Small business owners may be putting their businesses in danger by relying on younger family members or employees, particularly those from Generation Z, to manage their cybersecurity. A new survey has found that two-thirds of Australia’s small business owners believe that being tech-savvy equates to having cyber-safety skills. However, this belief is misguided as the survey found that members of Generation Z (born between 1997 and 2010) are among the least cyber-safe in the country.

The survey found that members of Generation Z were most likely to rate cyber security as a low or medium threat to small businesses they owned or were employed in. They also struggled more than other groups to identify and prevent some of the most common cyber attacks faced by small businesses, such as identity theft, malware attacks, and ransomware.

According to the survey, the safest pair of hands in the small business community appear to be those of Generation Xers and upper Millennials in their 30s, who are the most likely group to take cyber security seriously.

Small businesses increasingly targeted

Small businesses in Australia are facing a growing risk of cyberattacks and lack the resources to combat them. A recent survey conducted by 89 Degrees East on behalf of the Council of Small Business Owners Australia (COSBOA) found that two-thirds of small business owners believe that being tech-savvy equates to having cyber-safety skills. However, this belief is misguided as the survey found that members of Generation Z (born between 1997 and 2010) are among the least cyber-safe in the country.

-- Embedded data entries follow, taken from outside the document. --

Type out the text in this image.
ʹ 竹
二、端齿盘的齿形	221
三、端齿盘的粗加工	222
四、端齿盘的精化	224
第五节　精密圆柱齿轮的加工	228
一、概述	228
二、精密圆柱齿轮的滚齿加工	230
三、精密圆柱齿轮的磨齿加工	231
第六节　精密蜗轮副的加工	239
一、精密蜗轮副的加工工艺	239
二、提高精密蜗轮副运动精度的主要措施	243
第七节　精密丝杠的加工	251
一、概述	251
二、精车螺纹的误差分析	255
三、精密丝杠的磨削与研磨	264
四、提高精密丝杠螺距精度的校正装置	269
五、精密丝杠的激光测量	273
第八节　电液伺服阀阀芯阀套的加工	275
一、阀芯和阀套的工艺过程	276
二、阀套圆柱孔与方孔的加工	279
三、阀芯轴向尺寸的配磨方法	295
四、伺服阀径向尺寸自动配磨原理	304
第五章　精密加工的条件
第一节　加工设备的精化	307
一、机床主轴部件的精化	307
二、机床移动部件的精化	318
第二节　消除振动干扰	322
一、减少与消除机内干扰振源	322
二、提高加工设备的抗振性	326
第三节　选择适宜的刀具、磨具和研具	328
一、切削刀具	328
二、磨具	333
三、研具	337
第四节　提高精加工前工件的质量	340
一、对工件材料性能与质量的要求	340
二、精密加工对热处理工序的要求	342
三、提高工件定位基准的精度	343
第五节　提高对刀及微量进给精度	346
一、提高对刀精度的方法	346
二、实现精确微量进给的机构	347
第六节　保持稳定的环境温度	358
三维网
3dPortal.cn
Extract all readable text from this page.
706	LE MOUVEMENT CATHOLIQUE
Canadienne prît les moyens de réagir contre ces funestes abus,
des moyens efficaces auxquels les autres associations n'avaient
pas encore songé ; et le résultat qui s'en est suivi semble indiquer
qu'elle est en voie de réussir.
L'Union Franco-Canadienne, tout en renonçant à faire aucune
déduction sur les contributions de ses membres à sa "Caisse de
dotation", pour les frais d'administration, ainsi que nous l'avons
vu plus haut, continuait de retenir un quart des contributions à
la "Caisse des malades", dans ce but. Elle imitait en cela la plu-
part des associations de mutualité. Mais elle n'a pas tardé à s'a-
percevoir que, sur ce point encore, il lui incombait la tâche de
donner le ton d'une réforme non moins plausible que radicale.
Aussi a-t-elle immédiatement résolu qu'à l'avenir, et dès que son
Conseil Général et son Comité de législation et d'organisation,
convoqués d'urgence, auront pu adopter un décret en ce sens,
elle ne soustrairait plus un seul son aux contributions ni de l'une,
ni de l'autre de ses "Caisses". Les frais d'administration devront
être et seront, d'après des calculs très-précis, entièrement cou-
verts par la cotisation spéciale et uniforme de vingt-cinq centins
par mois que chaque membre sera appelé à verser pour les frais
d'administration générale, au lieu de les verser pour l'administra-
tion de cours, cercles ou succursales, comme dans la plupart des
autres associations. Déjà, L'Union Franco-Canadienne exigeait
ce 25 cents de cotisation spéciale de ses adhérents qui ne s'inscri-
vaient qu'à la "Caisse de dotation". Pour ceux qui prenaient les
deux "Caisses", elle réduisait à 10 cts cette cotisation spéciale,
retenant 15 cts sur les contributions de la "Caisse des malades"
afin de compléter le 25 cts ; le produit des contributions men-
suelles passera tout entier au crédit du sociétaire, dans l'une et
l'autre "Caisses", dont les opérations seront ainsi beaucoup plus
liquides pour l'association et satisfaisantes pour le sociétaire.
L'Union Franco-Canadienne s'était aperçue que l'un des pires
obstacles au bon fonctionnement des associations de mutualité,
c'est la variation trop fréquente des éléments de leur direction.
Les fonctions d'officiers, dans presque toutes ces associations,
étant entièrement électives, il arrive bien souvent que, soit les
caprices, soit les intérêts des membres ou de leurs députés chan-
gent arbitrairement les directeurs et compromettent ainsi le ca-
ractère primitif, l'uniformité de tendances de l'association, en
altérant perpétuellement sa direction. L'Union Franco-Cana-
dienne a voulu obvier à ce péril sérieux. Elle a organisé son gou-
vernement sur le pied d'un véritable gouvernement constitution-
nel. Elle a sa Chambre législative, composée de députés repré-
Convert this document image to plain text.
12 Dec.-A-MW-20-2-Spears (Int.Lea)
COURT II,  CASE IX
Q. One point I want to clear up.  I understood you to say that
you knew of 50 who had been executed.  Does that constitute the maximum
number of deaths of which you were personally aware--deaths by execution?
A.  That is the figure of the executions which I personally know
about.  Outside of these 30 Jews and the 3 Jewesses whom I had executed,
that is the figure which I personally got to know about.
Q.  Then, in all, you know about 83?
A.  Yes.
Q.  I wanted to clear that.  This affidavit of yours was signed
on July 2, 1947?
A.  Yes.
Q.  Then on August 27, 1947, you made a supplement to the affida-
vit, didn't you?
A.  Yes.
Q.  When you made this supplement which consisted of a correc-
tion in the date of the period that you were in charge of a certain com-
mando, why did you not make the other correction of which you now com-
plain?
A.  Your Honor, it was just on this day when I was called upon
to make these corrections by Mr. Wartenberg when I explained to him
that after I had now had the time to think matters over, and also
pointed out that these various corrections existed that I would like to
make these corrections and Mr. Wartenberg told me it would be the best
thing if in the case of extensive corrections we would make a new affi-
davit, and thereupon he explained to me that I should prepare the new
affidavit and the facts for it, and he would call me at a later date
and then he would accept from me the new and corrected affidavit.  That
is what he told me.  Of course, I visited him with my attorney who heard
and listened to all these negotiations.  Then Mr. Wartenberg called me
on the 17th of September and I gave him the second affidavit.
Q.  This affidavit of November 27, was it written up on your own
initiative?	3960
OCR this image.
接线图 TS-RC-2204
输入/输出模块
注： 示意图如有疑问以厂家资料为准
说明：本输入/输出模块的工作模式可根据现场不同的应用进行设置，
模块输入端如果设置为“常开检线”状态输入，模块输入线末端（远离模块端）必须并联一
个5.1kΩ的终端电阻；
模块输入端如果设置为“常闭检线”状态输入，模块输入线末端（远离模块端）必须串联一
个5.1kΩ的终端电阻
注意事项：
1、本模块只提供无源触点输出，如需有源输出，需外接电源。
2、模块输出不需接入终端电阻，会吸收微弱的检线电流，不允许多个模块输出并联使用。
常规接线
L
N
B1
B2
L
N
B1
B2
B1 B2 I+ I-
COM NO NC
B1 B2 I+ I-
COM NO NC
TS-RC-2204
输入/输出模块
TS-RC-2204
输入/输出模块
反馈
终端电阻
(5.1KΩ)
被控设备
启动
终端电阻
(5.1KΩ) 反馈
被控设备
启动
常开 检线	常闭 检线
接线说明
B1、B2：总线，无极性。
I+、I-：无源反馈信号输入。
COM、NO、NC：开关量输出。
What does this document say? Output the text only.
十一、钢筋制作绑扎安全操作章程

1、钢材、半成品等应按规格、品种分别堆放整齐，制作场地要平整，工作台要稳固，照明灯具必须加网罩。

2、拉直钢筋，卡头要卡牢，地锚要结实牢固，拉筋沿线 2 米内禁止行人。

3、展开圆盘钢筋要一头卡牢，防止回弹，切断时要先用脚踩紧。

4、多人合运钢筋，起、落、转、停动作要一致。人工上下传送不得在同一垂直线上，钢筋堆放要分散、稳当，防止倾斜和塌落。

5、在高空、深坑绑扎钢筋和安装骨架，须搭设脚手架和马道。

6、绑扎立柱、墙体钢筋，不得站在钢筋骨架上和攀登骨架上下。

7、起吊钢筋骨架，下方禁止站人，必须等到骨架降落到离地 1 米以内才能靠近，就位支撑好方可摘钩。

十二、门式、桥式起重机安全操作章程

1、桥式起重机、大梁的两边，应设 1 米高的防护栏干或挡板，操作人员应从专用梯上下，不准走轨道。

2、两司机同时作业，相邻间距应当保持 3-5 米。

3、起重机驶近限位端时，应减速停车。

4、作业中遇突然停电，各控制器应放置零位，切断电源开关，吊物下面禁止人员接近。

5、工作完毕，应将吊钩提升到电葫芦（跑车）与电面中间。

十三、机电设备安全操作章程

The survey comes in the midst of some of Australia’s worst data breaches, which targeted Optus and Medibank, leaving customers of those businesses vulnerable to identity theft and financial scams. Cybersecurity experts have criticized Australia’s large companies for not taking data security seriously enough.

Academic research also shows that small businesses are increasingly becoming attractive targets for cybercriminals, but lack the resources of larger companies to combat them. In response, COSBOA will roll out its free Cyber Wardens program across the country this year to help small businesses better understand and manage their cyber risks.

It is important for small business owners to understand that relying on a single person, regardless of their age or technical skills, to manage cybersecurity may not be sufficient. It is crucial for small business owners to educate themselves and their staff on cybersecurity best practices and invest in proper security measures to protect their business from cyber threats.